The second factor that plays a role is the nature of the objections that are made. Ten years ago, it used to be the case that the highest form of objection was to go to An Bord Pleanála but now it is to go to judicial review. That absolutely has an effect on the speed and time for projects being delivered. Again, so that my comments are not misinterpreted I must emphasise that I am not criticising anybody for exercising their right. While planning applications for individual homes may well be granted in large numbers, I come back to my own experience that individual applications for multiple dwellings or multiple homes do move forward at a far slower pace, in particular now because of the number that end up in judicial review. I would have to look at the paper the Deputy referred to. I do not have that publication in front of me. I would simply say that it is a factor as opposed to the factor in it all. The Deputy has highlighted a number of other issues that slow things down. The Deputy is right in highlighting them.

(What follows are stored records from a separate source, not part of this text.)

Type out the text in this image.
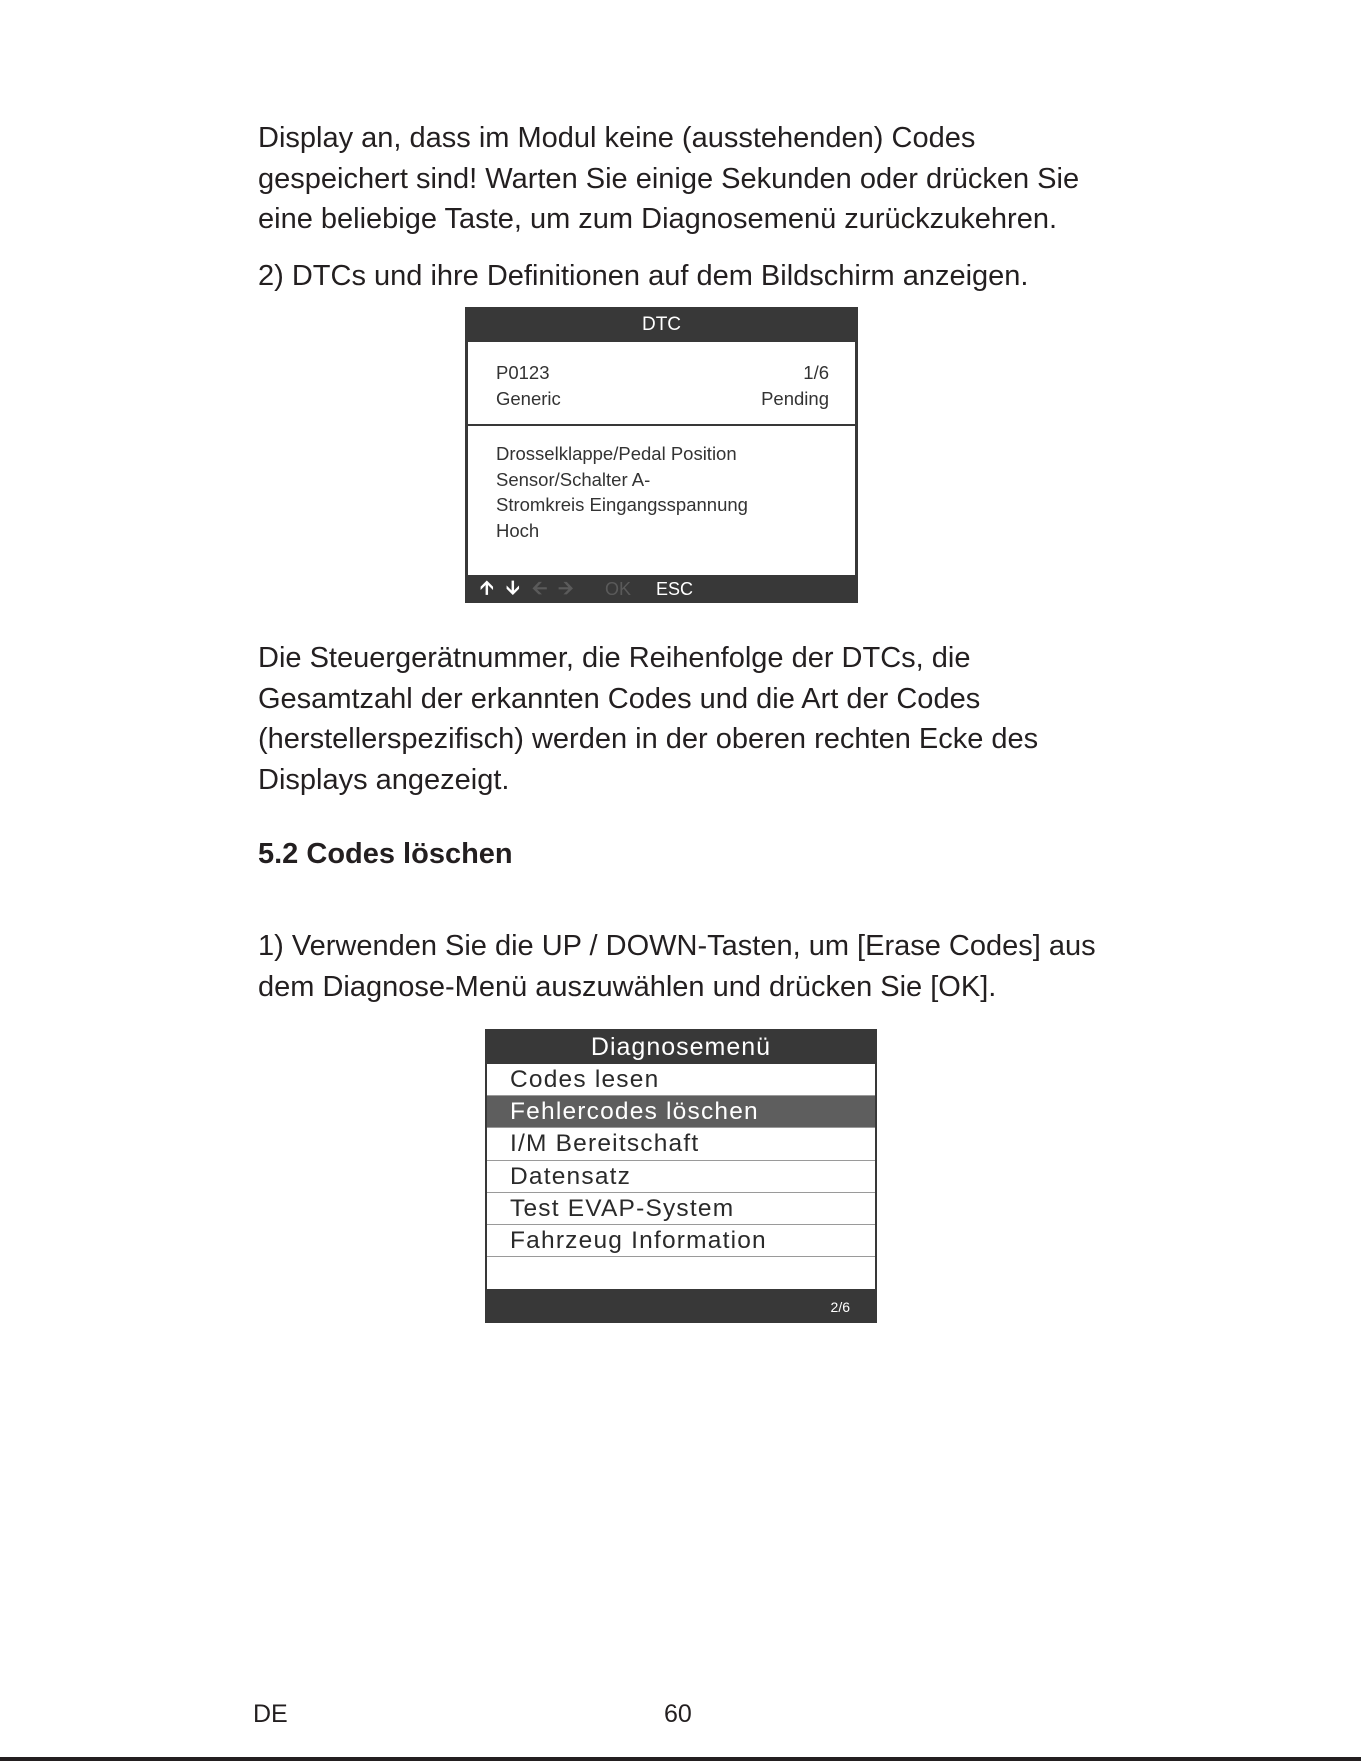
Display an, dass im Modul keine (ausstehenden) Codes
gespeichert sind! Warten Sie einige Sekunden oder drücken Sie
eine beliebige Taste, um zum Diagnosemenü zurückzukehren.
2) DTCs und ihre Definitionen auf dem Bildschirm anzeigen.
DTC
P0123	1/6
Generic	Pending
Drosselklappe/Pedal Position
Sensor/Schalter A-
Stromkreis Eingangsspannung
Hoch
🡩 🡫 🡨 🡪 OK ESC
Die Steuergerätnummer, die Reihenfolge der DTCs, die
Gesamtzahl der erkannten Codes und die Art der Codes
(herstellerspezifisch) werden in der oberen rechten Ecke des
Displays angezeigt.
5.2 Codes löschen
1) Verwenden Sie die UP / DOWN-Tasten, um [Erase Codes] aus
dem Diagnose-Menü auszuwählen und drücken Sie [OK].
Diagnosemenü
Codes lesen
Fehlercodes löschen
I/M Bereitschaft
Datensatz
Test EVAP-System
Fahrzeug Information
2/6
DE	60
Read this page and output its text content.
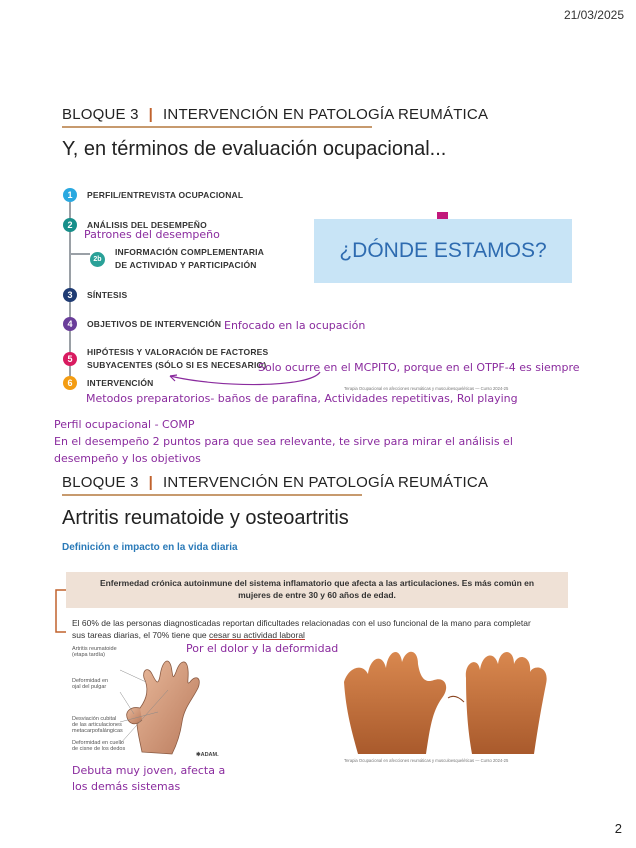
21/03/2025
2
BLOQUE 3 | INTERVENCIÓN EN PATOLOGÍA REUMÁTICA
Y, en términos de evaluación ocupacional...
1	PERFIL/ENTREVISTA OCUPACIONAL
2	ANÁLISIS DEL DESEMPEÑO
2b
INFORMACIÓN COMPLEMENTARIA
DE ACTIVIDAD Y PARTICIPACIÓN
3	SÍNTESIS
4	OBJETIVOS DE INTERVENCIÓN
5
HIPÓTESIS Y VALORACIÓN DE FACTORES
SUBYACENTES (SÓLO SI ES NECESARIO)
6	INTERVENCIÓN
¿DÓNDE ESTAMOS?
Terapia Ocupacional en afecciones reumáticas y musculoesqueléticas — Curso 2024-25
Patrones del desempeño
Enfocado en la ocupación
Solo ocurre en el MCPITO, porque en el OTPF-4 es siempre
Metodos preparatorios- baños de parafina, Actividades repetitivas, Rol playing
Perfil ocupacional - COMP
En el desempeño 2 puntos para que sea relevante, te sirve para mirar el análisis el
desempeño y los objetivos
BLOQUE 3 | INTERVENCIÓN EN PATOLOGÍA REUMÁTICA
Artritis reumatoide y osteoartritis
Definición e impacto en la vida diaria
Enfermedad crónica autoinmune del sistema inflamatorio que afecta a las articulaciones. Es más común en
mujeres de entre 30 y 60 años de edad.
El 60% de las personas diagnosticadas reportan dificultades relacionadas con el uso funcional de la mano para completar
sus tareas diarias, el 70% tiene que cesar su actividad laboral
Por el dolor y la deformidad
Artritis reumatoide
(etapa tardía)
Deformidad en
ojal del pulgar
Desviación cubital
de las articulaciones
metacarpofalángicas
Deformidad en cuello
de cisne de los dedos
✱ADAM.
Terapia Ocupacional en afecciones reumáticas y musculoesqueléticas — Curso 2024-25
Debuta muy joven, afecta a
los demás sistemas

The Deputy suggested setting up a centralised body to do this work. To be frank I cannot think of anything that would slow us down more as a State body than trying to do that. If we were to begin the process now of taking off every local authority in the country the work they do in housing and aggregate it into a single State body we would be at it for years. I just look at Irish Water as a classic example of it. I passionately believe that establishing Irish Water was the right thing to do but it is only in the last year or so that we have concluded on lots of issues relating to the staff that now work at Irish Water who had worked for local authorities. If at this point in our housing challenge the answer was that we were to come up with a new State body to do it, my genuine fear is that it would only slow us down and not speed us up.